Tudo fora de fato muito estranho. Tudo se passou como uma sentença de condenação do tribunal da irrealidade.

Há um trecho da vida - houve um trecho naquele presságio - em que as fronteiras entre o possível e o impossível, entre o imaginável e o inimaginável, entre o sonho e o cotidiano, ou entre o subjetivo e o objetivo, como Sol e companheiros gostavam de dizer, e com "objetivo" queriam também dizer a realidade mais brutal e bruta, há um trecho da vida em que essas fronteiras são rompidas, melhor, são confundidas, melhor ainda, são borradas e se perdem em absoluto as fronteiras. Os psiquiatras, em sua simplificação da alma, dariam a isto o nome de processo esquizofrênico. Mas não estamos tratando aqui de um diagnóstico. Desejamos, se muito não for, acompanhar o real além da convenção, o real que a tudo envolve.
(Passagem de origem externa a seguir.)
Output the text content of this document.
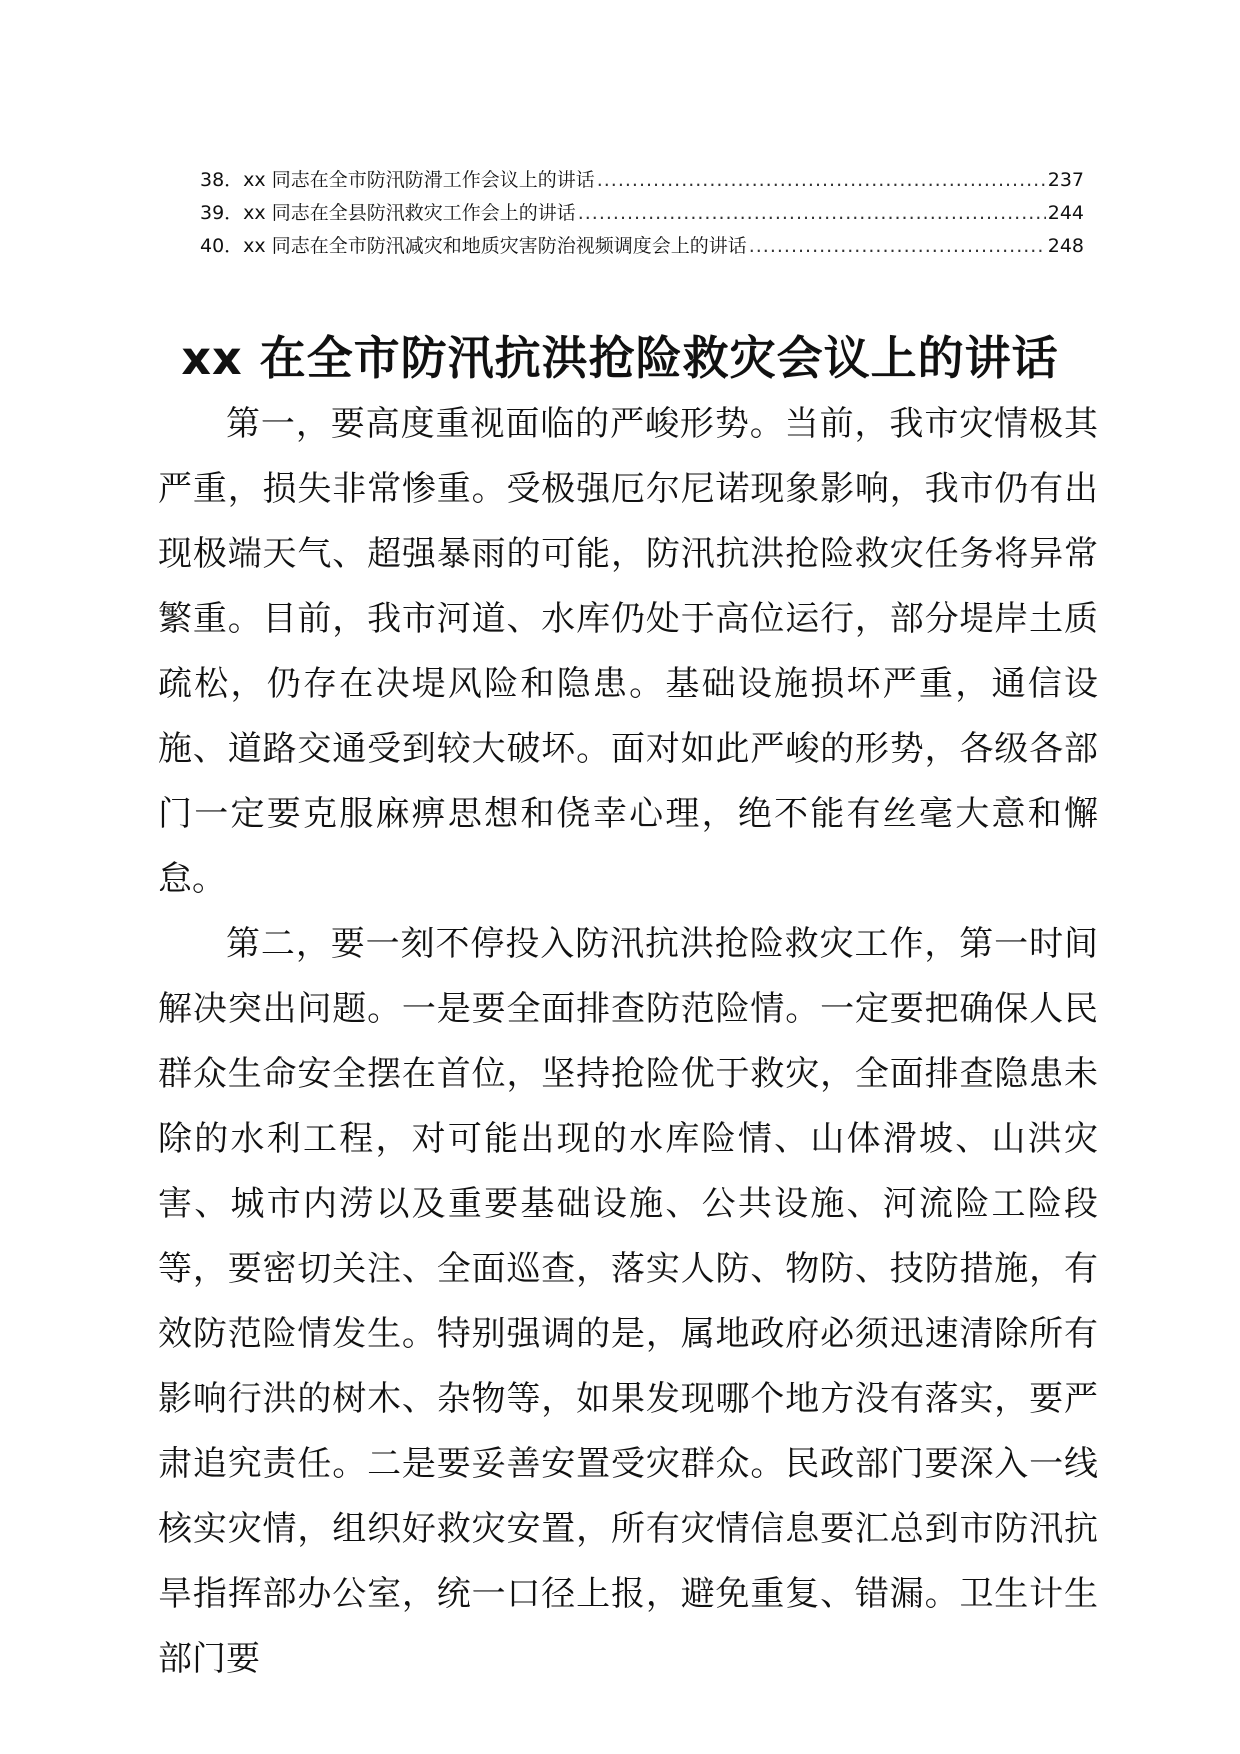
38．xx 同志在全市防汛防滑工作会议上的讲话 .....	237
39．xx 同志在全县防汛救灾工作会上的讲话 .....	244
40．xx 同志在全市防汛减灾和地质灾害防治视频调度会上的讲话 .....	248
xx 在全市防汛抗洪抢险救灾会议上的讲话

第一，要高度重视面临的严峻形势。当前，我市灾情极其严重，损失非常惨重。受极强厄尔尼诺现象影响，我市仍有出现极端天气、超强暴雨的可能，防汛抗洪抢险救灾任务将异常繁重。目前，我市河道、水库仍处于高位运行，部分堤岸土质疏松，仍存在决堤风险和隐患。基础设施损坏严重，通信设施、道路交通受到较大破坏。面对如此严峻的形势，各级各部门一定要克服麻痹思想和侥幸心理，绝不能有丝毫大意和懈怠。

第二，要一刻不停投入防汛抗洪抢险救灾工作，第一时间解决突出问题。一是要全面排查防范险情。一定要把确保人民群众生命安全摆在首位，坚持抢险优于救灾，全面排查隐患未除的水利工程，对可能出现的水库险情、山体滑坡、山洪灾害、城市内涝以及重要基础设施、公共设施、河流险工险段等，要密切关注、全面巡查，落实人防、物防、技防措施，有效防范险情发生。特别强调的是，属地政府必须迅速清除所有影响行洪的树木、杂物等，如果发现哪个地方没有落实，要严肃追究责任。二是要妥善安置受灾群众。民政部门要深入一线核实灾情，组织好救灾安置，所有灾情信息要汇总到市防汛抗旱指挥部办公室，统一口径上报，避免重复、错漏。卫生计生部门要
Para melhor expressar o que houve, mergulhemos em Sol Barreto de Assunção, no tempo das vésperas dos seus 28 anos.

T, T, T, T, T. TTTT, T. No princípio ela viu e eram três cruzes. Melhor, no princípio era um T isolado. Depois se acompanhou de outros Tês, mais quatro. Depois houve um espaço, um hiato, até um T longe, que, ela bem notou, ganhava familiaridade e elos com os tês primeiros, e com muitos outros tês ocultos. No sonho, nos sonhos, que guardavam uma coerência de enredo, ou melhor dizendo, que guardavam uma coerência entre si, que guardavam uma relação entre si como se fossem capítulos de uma narração onde tudo em uma noite não pudesse ser dito, no sonho de uma noite havia o limite do espaço de "exposição", de expor o contável, o narrar breve, havia uma contradição entre o que o sonho sabia e o limite físico do que podia ser exposto, daí que os sonhos se faziam referência, ligavam-se, conectavam-se, em camadas distintas em dias distintos, como se dissessem, "na noite anterior", e retomassem a narração em outro ponto. Nos sonhos surgiu um T, surgiram os Tês, e esses Tês a confundiam durante a vigília, durante as horas do dia em que andava e falava e agia, como se desperta e letárgica estivesse. Mas esses Tês - cruzes que ela relutava em decifrar - entraram como elemento de reforço ao que ela sentira, pressentira antes, bem antes.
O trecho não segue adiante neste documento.